Switching back and forth between the points of view of the two narrators, Harris creates a fast-paced and suspense-filled story that I found almost impossible to put down. Near the end of the novel, she begins throwing in plot twists that, to me at least, were completely unexpected and changed the way I saw the whole story. I am in awe of authors who can surprise me like this, and these were the most skilfully presented authorial surprises I’ve seen in a long time. Totally unexpected, yet when I looked back through the earlier chapters, I could see that all the clues were there — I just hadn’t picked them up. I’m not normally one for thrillers and suspense but this was a thoughtful yet fast-moving novel that kept me absorbed through an entire day of airplane and airport travel. I highly recommend it.
On our plane trip from St.

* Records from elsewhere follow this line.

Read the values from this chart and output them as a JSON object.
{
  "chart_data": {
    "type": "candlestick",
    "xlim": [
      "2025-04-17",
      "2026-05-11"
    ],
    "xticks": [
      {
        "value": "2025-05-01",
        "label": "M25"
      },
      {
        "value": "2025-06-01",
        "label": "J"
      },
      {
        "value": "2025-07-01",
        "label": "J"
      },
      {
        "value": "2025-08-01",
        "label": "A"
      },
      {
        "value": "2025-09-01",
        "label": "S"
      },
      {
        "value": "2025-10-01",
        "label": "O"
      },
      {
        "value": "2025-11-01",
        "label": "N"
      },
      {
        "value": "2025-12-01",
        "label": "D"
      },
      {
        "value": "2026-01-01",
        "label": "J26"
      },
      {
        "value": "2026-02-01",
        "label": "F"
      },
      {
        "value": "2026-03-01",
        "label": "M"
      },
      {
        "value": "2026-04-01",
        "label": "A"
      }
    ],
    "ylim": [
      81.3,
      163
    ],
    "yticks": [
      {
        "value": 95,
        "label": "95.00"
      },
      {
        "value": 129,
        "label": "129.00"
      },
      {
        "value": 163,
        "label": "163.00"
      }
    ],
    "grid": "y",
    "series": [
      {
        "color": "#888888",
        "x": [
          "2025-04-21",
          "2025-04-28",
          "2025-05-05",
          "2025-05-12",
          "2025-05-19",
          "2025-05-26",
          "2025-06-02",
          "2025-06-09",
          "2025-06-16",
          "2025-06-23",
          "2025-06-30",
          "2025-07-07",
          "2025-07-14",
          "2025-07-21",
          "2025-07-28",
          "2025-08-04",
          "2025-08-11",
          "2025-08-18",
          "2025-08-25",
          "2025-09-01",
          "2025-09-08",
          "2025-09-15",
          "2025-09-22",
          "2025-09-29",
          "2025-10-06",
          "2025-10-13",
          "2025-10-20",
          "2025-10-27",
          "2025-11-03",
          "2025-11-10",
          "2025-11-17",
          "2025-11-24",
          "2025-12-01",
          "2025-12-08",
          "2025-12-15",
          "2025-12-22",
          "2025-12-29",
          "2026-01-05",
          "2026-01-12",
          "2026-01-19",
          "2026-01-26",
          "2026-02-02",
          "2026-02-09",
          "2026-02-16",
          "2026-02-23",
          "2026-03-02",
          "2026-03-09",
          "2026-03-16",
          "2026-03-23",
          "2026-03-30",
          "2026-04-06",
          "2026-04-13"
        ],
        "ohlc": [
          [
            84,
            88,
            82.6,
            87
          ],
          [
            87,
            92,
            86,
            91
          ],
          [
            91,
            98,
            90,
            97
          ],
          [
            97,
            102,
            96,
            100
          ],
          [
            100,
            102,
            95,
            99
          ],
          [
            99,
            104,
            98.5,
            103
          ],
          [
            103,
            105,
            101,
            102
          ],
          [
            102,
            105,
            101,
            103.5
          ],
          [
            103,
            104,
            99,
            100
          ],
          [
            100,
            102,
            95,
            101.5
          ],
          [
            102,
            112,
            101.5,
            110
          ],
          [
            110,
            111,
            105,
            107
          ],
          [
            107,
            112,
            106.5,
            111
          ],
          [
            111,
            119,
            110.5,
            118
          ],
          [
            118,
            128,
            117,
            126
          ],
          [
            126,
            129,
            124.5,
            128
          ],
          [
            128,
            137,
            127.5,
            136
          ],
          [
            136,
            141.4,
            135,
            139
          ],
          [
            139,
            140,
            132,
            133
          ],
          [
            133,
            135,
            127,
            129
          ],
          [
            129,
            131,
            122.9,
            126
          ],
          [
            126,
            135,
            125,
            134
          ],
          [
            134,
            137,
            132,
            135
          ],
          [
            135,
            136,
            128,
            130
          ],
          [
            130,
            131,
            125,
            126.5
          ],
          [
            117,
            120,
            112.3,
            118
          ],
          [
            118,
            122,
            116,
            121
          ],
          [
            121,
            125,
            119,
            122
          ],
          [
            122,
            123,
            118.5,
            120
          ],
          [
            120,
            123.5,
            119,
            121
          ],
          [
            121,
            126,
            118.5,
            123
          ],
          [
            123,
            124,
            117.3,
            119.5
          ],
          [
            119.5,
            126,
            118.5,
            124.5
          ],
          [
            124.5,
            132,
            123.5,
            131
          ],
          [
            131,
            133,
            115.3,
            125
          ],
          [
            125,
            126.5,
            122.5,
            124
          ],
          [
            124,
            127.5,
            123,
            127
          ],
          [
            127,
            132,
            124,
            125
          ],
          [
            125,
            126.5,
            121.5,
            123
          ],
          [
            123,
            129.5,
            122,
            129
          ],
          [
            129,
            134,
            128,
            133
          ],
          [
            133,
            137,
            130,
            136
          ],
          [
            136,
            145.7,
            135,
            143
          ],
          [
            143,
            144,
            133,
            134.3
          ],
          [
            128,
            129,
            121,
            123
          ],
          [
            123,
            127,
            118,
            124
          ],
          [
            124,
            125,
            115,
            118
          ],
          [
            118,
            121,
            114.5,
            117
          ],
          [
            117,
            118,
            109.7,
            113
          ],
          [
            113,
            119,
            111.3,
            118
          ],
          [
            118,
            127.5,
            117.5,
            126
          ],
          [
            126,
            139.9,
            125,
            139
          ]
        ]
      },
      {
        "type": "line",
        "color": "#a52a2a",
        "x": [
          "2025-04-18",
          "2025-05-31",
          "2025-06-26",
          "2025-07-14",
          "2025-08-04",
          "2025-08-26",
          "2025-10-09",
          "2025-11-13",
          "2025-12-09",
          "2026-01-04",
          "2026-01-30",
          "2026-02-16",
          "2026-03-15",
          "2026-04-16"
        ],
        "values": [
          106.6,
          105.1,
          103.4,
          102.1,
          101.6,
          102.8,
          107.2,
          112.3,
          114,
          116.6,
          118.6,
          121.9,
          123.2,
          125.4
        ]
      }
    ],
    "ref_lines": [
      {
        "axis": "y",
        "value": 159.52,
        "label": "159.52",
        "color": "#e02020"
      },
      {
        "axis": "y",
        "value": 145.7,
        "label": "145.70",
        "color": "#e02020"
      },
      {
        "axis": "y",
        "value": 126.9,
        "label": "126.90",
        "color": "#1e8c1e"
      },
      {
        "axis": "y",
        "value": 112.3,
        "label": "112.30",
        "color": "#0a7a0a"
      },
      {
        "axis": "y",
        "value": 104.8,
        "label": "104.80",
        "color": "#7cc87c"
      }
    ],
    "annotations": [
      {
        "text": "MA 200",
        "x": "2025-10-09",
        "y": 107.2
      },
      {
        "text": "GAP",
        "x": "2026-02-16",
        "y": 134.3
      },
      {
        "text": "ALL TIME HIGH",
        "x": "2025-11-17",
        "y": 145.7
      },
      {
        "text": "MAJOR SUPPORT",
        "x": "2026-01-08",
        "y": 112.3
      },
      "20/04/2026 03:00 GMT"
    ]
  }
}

John’s to Seattle, the kids and I made a game of counting how many people we saw — on the plane, in airports, on the street — reading Harry Potter and the Deathly Hallows. We counted eight — which, when you think of the number and variety of books and readers in the world, is pretty amazing. Driving through Seattle today I noticed that a car ahead of us had a message hand-lettered in white paint on the back window: I TRUST SNAPE. There’s no question that the Harry Potter books have made a bigger impact on popular culture than another novels of our generation.
I came to Queen’s Ransom with the disadvantage of jumping into a series — this is the third in Fiona Buckley’s series of mysteries featuring Ursula Blanchard, a sixteenth-century sleuth in the employ of Queen Elizabeth I and her right-hand man, Sir William Cecil. As this book opens, Ursula is tired of the underhanded work she has undertaken to support her young daughter, and wonders whether it’s time for a break from the spy business. When she embarks on what should be a simple trip to France and the journey becomes increasingly convoluted and clouded with intrigue, her concerns about espionage become even more intense — and understandable!
Janice Wells writes a column (same title as the book) in my local paper, which I occasionally read and usually enjoy. When I saw that this book — a collection of her columns — was for sale, I picked it up on impulse to add to my mom’s Mother’s Day gift bag, thinking it was something she might enjoy.
I read and reviewed the first volume of Rutherfurd’s “Dublin Saga”: The Princes of Ireland, last month, and as I’ve said before, I generally don’t review sequels unless I have something new to say. In this case, I do have something new to say — I enjoyed The Rebels of Ireland even better than Princes.